Rahmat Efendi, tokoh nelayan Pantai Sereg, Kecamatan Sindangbarang, Cianjur mengatakan, sejak cuaca ekstrem melanda pantai selatan Cianjur, sekitar 540 orang nelayan memilih mendaratkan perahu untuk menghindari kerusakan dihantam gelombang.
"Kalau dihitung, sudah hampir dua bulan terakhir aktivitas nelayan di pantai ini tidak maksimal karena cuaca ekstrem dengan gelombang lebih dari 5 meter. Sebagian besar nelayan hanya memiliki keahlian melaut. Sebagian kecil yang bertani atau buruh serabutan," kata Rahmat Efendi.

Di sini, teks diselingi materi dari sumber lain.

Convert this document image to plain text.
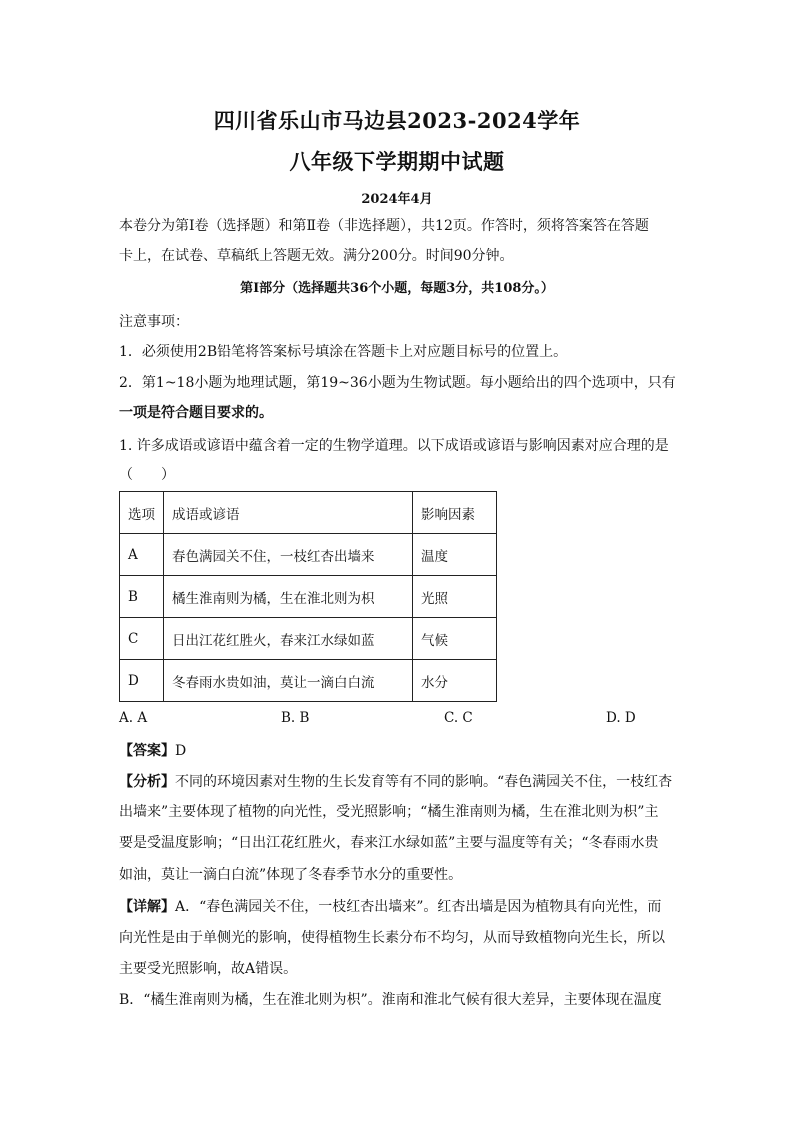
四川省乐山市马边县2023-2024学年
八年级下学期期中试题
2024年4月
本卷分为第Ⅰ卷（选择题）和第Ⅱ卷（非选择题），共12页。作答时，须将答案答在答题
卡上，在试卷、草稿纸上答题无效。满分200分。时间90分钟。
第Ⅰ部分（选择题共36个小题，每题3分，共108分。）
注意事项：
1．必须使用2B铅笔将答案标号填涂在答题卡上对应题目标号的位置上。
2．第1~18小题为地理试题，第19~36小题为生物试题。每小题给出的四个选项中，只有
一项是符合题目要求的。
1. 许多成语或谚语中蕴含着一定的生物学道理。以下成语或谚语与影响因素对应合理的是
（　　）
选项	成语或谚语	影响因素
A	春色满园关不住，一枝红杏出墙来	温度
B	橘生淮南则为橘，生在淮北则为枳	光照
C	日出江花红胜火，春来江水绿如蓝	气候
D	冬春雨水贵如油，莫让一滴白白流	水分
A. A	B. B	C. C	D. D
【答案】D
【分析】不同的环境因素对生物的生长发育等有不同的影响。“春色满园关不住，一枝红杏
出墙来”主要体现了植物的向光性，受光照影响；“橘生淮南则为橘，生在淮北则为枳”主
要是受温度影响；“日出江花红胜火，春来江水绿如蓝”主要与温度等有关；“冬春雨水贵
如油，莫让一滴白白流”体现了冬春季节水分的重要性。
【详解】A．“春色满园关不住，一枝红杏出墙来”。红杏出墙是因为植物具有向光性，而
向光性是由于单侧光的影响，使得植物生长素分布不均匀，从而导致植物向光生长，所以
主要受光照影响，故A错误。
B．“橘生淮南则为橘，生在淮北则为枳”。淮南和淮北气候有很大差异，主要体现在温度
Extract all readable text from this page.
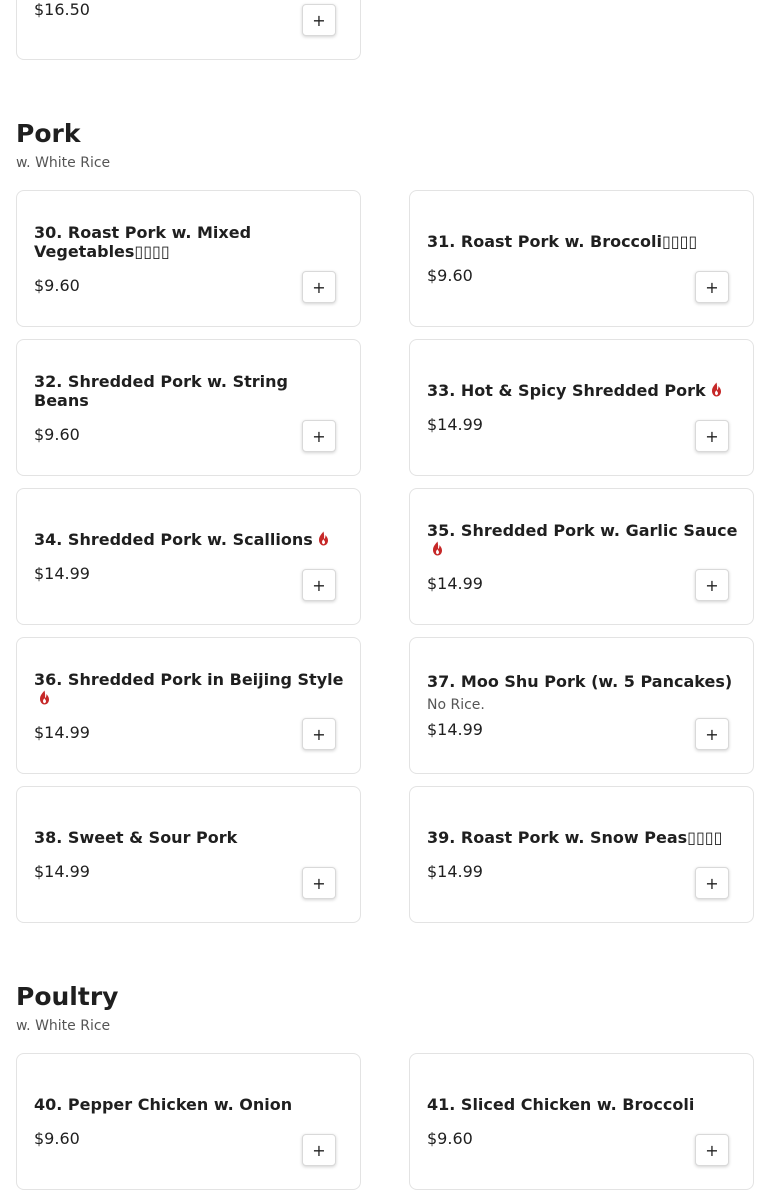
$16.50
+
Pork
w. White Rice
30. Roast Pork w. Mixed Vegetables▯▯▯▯
$9.60	+
31. Roast Pork w. Broccoli▯▯▯▯
$9.60
+
32. Shredded Pork w. String Beans
$9.60	+
33. Hot & Spicy Shredded Pork
$14.99
+
34. Shredded Pork w. Scallions
$14.99
+
35. Shredded Pork w. Garlic Sauce
$14.99	+
36. Shredded Pork in Beijing Style
$14.99	+
37. Moo Shu Pork (w. 5 Pancakes)
No Rice.
$14.99	+
38. Sweet & Sour Pork
$14.99
+
39. Roast Pork w. Snow Peas▯▯▯▯
$14.99
+
Poultry
w. White Rice
40. Pepper Chicken w. Onion
$9.60
+
41. Sliced Chicken w. Broccoli
$9.60
+
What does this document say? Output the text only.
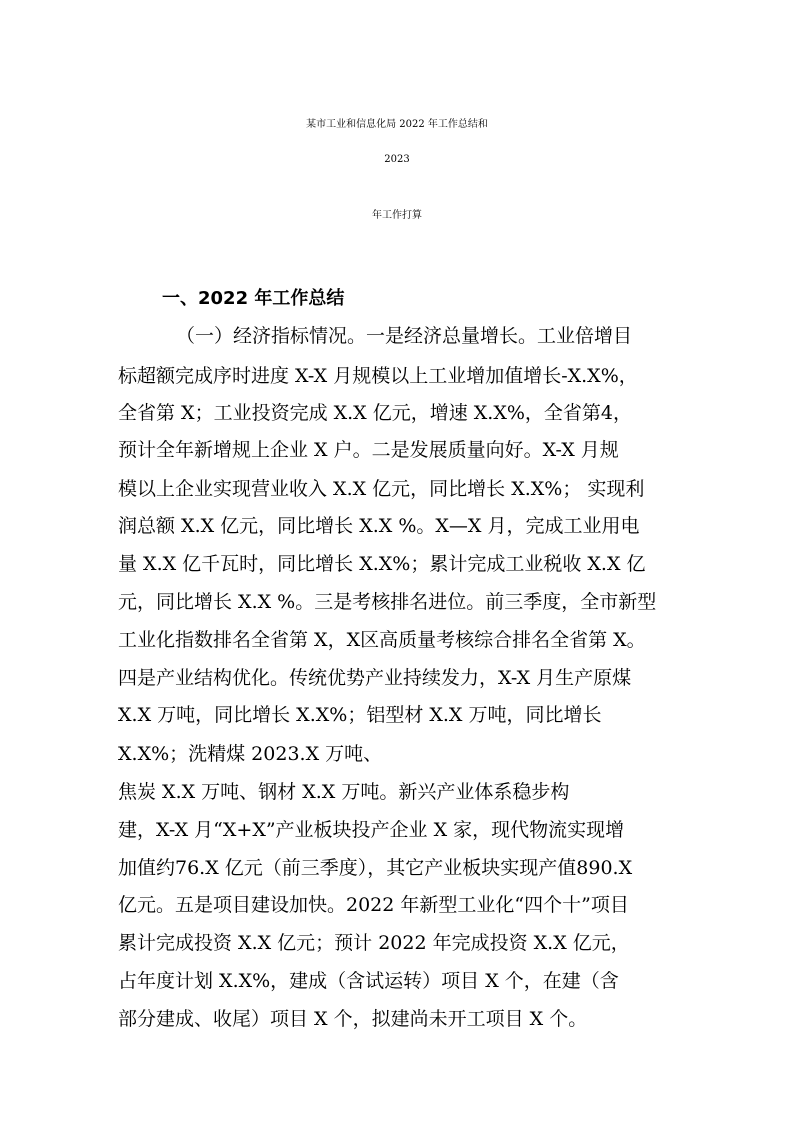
某市工业和信息化局 2022 年工作总结和
2023
年工作打算
一、2022 年工作总结
（一）经济指标情况。一是经济总量增长。工业倍增目
标超额完成序时进度 X-X 月规模以上工业增加值增长-X.X%，
全省第 X；工业投资完成 X.X 亿元，增速 X.X%，全省第4，
预计全年新增规上企业 X 户。二是发展质量向好。X-X 月规
模以上企业实现营业收入 X.X 亿元，同比增长 X.X%； 实现利
润总额 X.X 亿元，同比增长 X.X %。X—X 月，完成工业用电
量 X.X 亿千瓦时，同比增长 X.X%；累计完成工业税收 X.X 亿
元，同比增长 X.X %。三是考核排名进位。前三季度，全市新型
工业化指数排名全省第 X，X区高质量考核综合排名全省第 X。
四是产业结构优化。传统优势产业持续发力，X-X 月生产原煤
X.X 万吨，同比增长 X.X%；铝型材 X.X 万吨，同比增长
X.X%；洗精煤 2023.X 万吨、
焦炭 X.X 万吨、钢材 X.X 万吨。新兴产业体系稳步构
建，X-X 月“X+X”产业板块投产企业 X 家，现代物流实现增
加值约76.X 亿元（前三季度），其它产业板块实现产值890.X
亿元。五是项目建设加快。2022 年新型工业化“四个十”项目
累计完成投资 X.X 亿元；预计 2022 年完成投资 X.X 亿元，
占年度计划 X.X%，建成（含试运转）项目 X 个，在建（含
部分建成、收尾）项目 X 个，拟建尚未开工项目 X 个。
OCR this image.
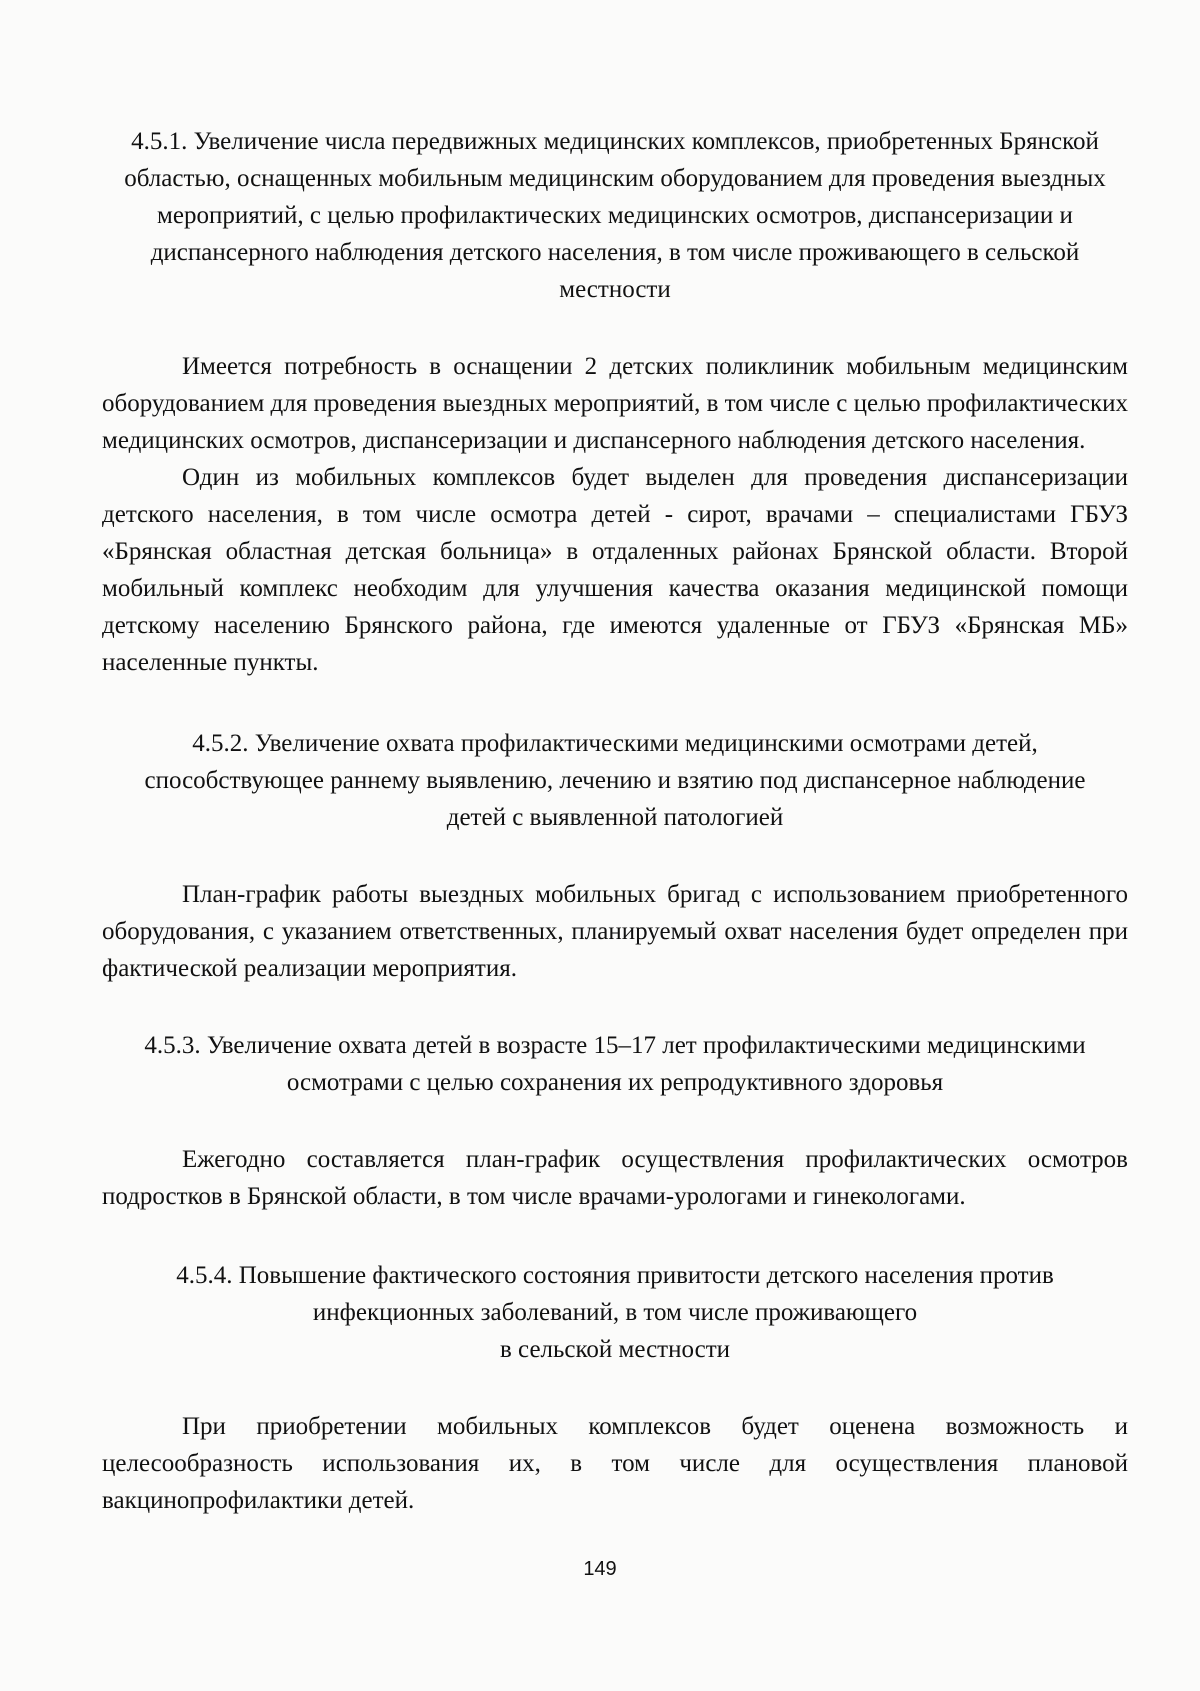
4.5.1. Увеличение числа передвижных медицинских комплексов, приобретенных Брянской областью, оснащенных мобильным медицинским оборудованием для проведения выездных мероприятий, с целью профилактических медицинских осмотров, диспансеризации и диспансерного наблюдения детского населения, в том числе проживающего в сельской местности

Имеется потребность в оснащении 2 детских поликлиник мобильным медицинским оборудованием для проведения выездных мероприятий, в том числе с целью профилактических медицинских осмотров, диспансеризации и диспансерного наблюдения детского населения.

Один из мобильных комплексов будет выделен для проведения диспансеризации детского населения, в том числе осмотра детей - сирот, врачами – специалистами ГБУЗ «Брянская областная детская больница» в отдаленных районах Брянской области. Второй мобильный комплекс необходим для улучшения качества оказания медицинской помощи детскому населению Брянского района, где имеются удаленные от ГБУЗ «Брянская МБ» населенные пункты.

4.5.2. Увеличение охвата профилактическими медицинскими осмотрами детей, способствующее раннему выявлению, лечению и взятию под диспансерное наблюдение детей с выявленной патологией

План-график работы выездных мобильных бригад с использованием приобретенного оборудования, с указанием ответственных, планируемый охват населения будет определен при фактической реализации мероприятия.

4.5.3. Увеличение охвата детей в возрасте 15–17 лет профилактическими медицинскими осмотрами с целью сохранения их репродуктивного здоровья

Ежегодно составляется план-график осуществления профилактических осмотров подростков в Брянской области, в том числе врачами-урологами и гинекологами.

4.5.4. Повышение фактического состояния привитости детского населения против инфекционных заболеваний, в том числе проживающего
в сельской местности

При приобретении мобильных комплексов будет оценена возможность и целесообразность использования их, в том числе для осуществления плановой вакцинопрофилактики детей.

149
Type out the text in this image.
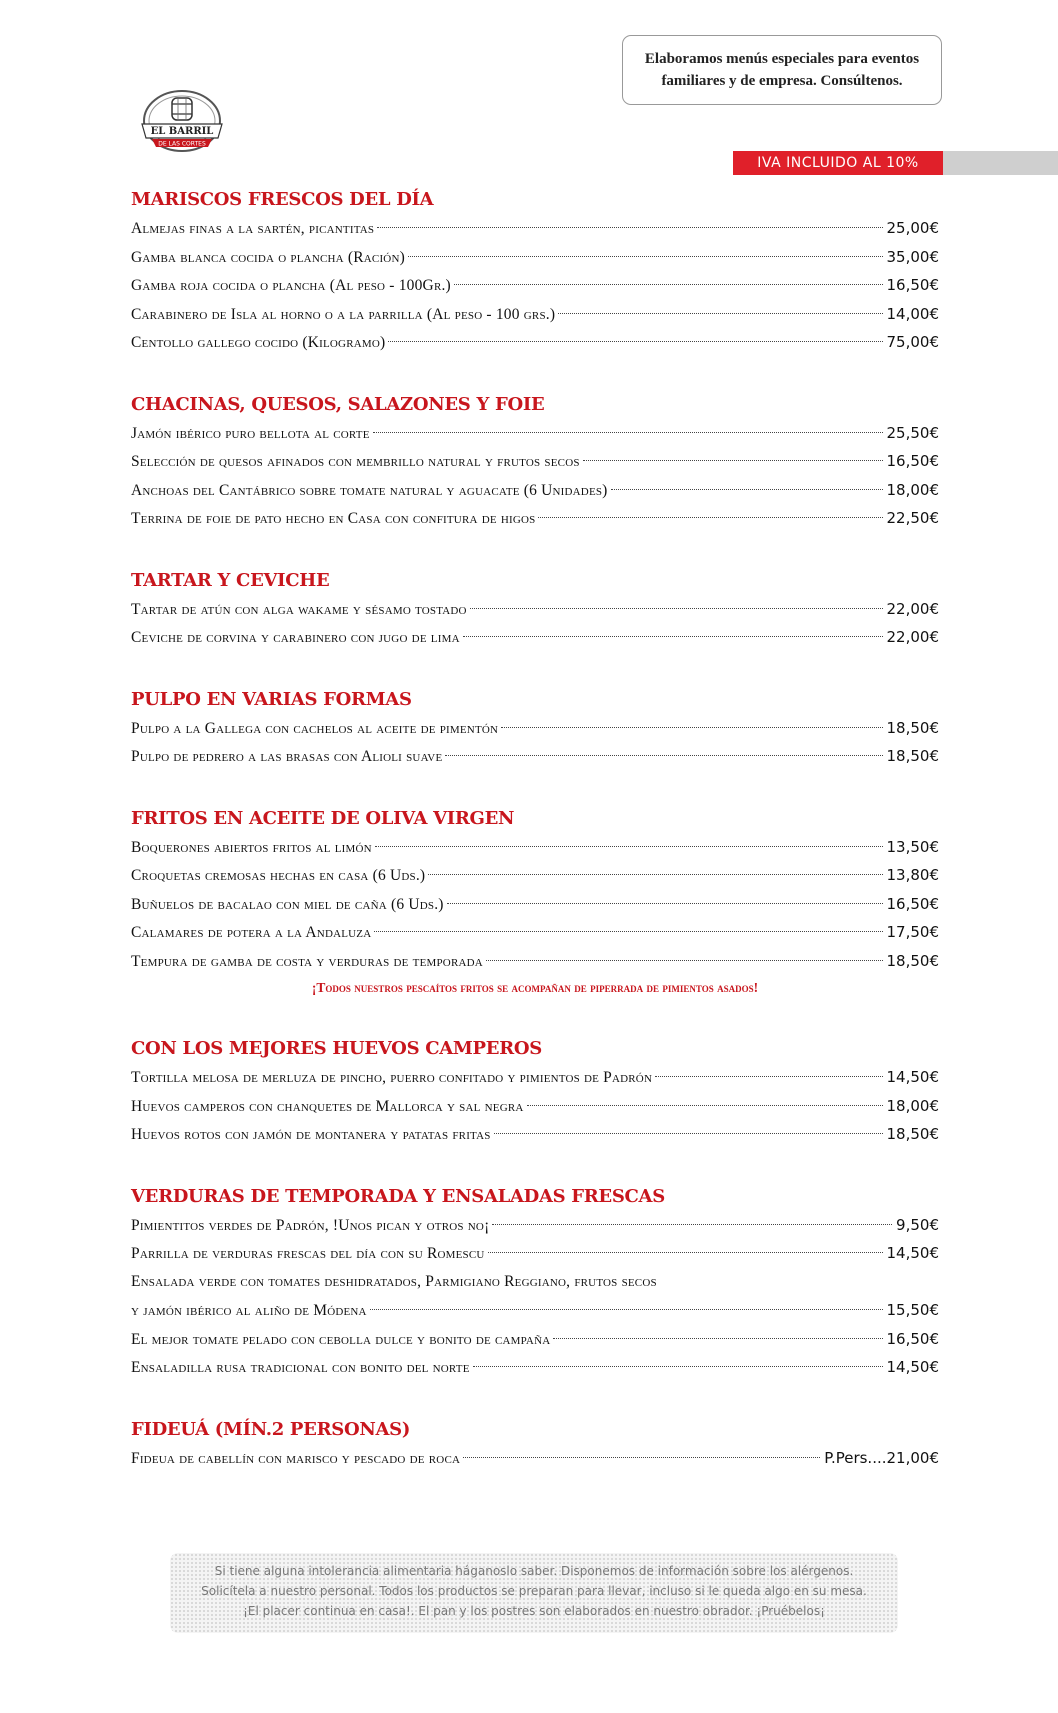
Elaboramos menús especiales para eventos
familiares y de empresa. Consúltenos.
EL BARRIL
DE LAS CORTES
IVA INCLUIDO AL 10%
MARISCOS FRESCOS DEL DÍA
Almejas finas a la sartén, picantitas	25,00€
Gamba blanca cocida o plancha (Ración)	35,00€
Gamba roja cocida o plancha (Al peso - 100Gr.)	16,50€
Carabinero de Isla al horno o a la parrilla (Al peso - 100 grs.)	14,00€
Centollo gallego cocido (Kilogramo)	75,00€
CHACINAS, QUESOS, SALAZONES Y FOIE
Jamón ibérico puro bellota al corte	25,50€
Selección de quesos afinados con membrillo natural y frutos secos	16,50€
Anchoas del Cantábrico sobre tomate natural y aguacate (6 Unidades)	18,00€
Terrina de foie de pato hecho en Casa con confitura de higos	22,50€
TARTAR Y CEVICHE
Tartar de atún con alga wakame y sésamo tostado	22,00€
Ceviche de corvina y carabinero con jugo de lima	22,00€
PULPO EN VARIAS FORMAS
Pulpo a la Gallega con cachelos al aceite de pimentón	18,50€
Pulpo de pedrero a las brasas con Alioli suave	18,50€
FRITOS EN ACEITE DE OLIVA VIRGEN
Boquerones abiertos fritos al limón	13,50€
Croquetas cremosas hechas en casa (6 Uds.)	13,80€
Buñuelos de bacalao con miel de caña (6 Uds.)	16,50€
Calamares de potera a la Andaluza	17,50€
Tempura de gamba de costa y verduras de temporada	18,50€
¡Todos nuestros pescaítos fritos se acompañan de piperrada de pimientos asados!
CON LOS MEJORES HUEVOS CAMPEROS
Tortilla melosa de merluza de pincho, puerro confitado y pimientos de Padrón	14,50€
Huevos camperos con chanquetes de Mallorca y sal negra	18,00€
Huevos rotos con jamón de montanera y patatas fritas	18,50€
VERDURAS DE TEMPORADA Y ENSALADAS FRESCAS
Pimientitos verdes de Padrón, !Unos pican y otros no¡	9,50€
Parrilla de verduras frescas del día con su Romescu	14,50€
Ensalada verde con tomates deshidratados, Parmigiano Reggiano, frutos secos
y jamón ibérico al aliño de Módena	15,50€
El mejor tomate pelado con cebolla dulce y bonito de campaña	16,50€
Ensaladilla rusa tradicional con bonito del norte	14,50€
FIDEUÁ (MÍN.2 PERSONAS)
Fideua de cabellín con marisco y pescado de roca	P.Pers....21,00€
Si tiene alguna intolerancia alimentaria háganoslo saber. Disponemos de información sobre los alérgenos.
Solicítela a nuestro personal. Todos los productos se preparan para llevar, incluso si le queda algo en su mesa.
¡El placer continua en casa!. El pan y los postres son elaborados en nuestro obrador. ¡Pruébelos¡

Ketika cuaca buruk melanda pantai selatan, ujar Rahmat Efendi, nelayan hanya bisa menjala ikan dari pinggir pantai karena memaksakan diri untuk melaut beresiko besar, hasilnya hanya cukup untuk menutupi kebutuhan keluarga sehari-hari. Sedangkan bantuan untuk nelayan selama ini, tidak pernah dirasakan langsung.
Seperti bantuan pemerintah untuk warga tidak mampu seperti Bantuan Langsung Tunai (BLT) atau Program Keluarga Harapan (PKH) dan lain-lain. Mereka berharap tidak hanya mendapat bantuan tunai, tetapi juga pelatihan agar saat tidak melaut mereka tetap mendapatkan penghasilan seperti pengolahan dan budi daya.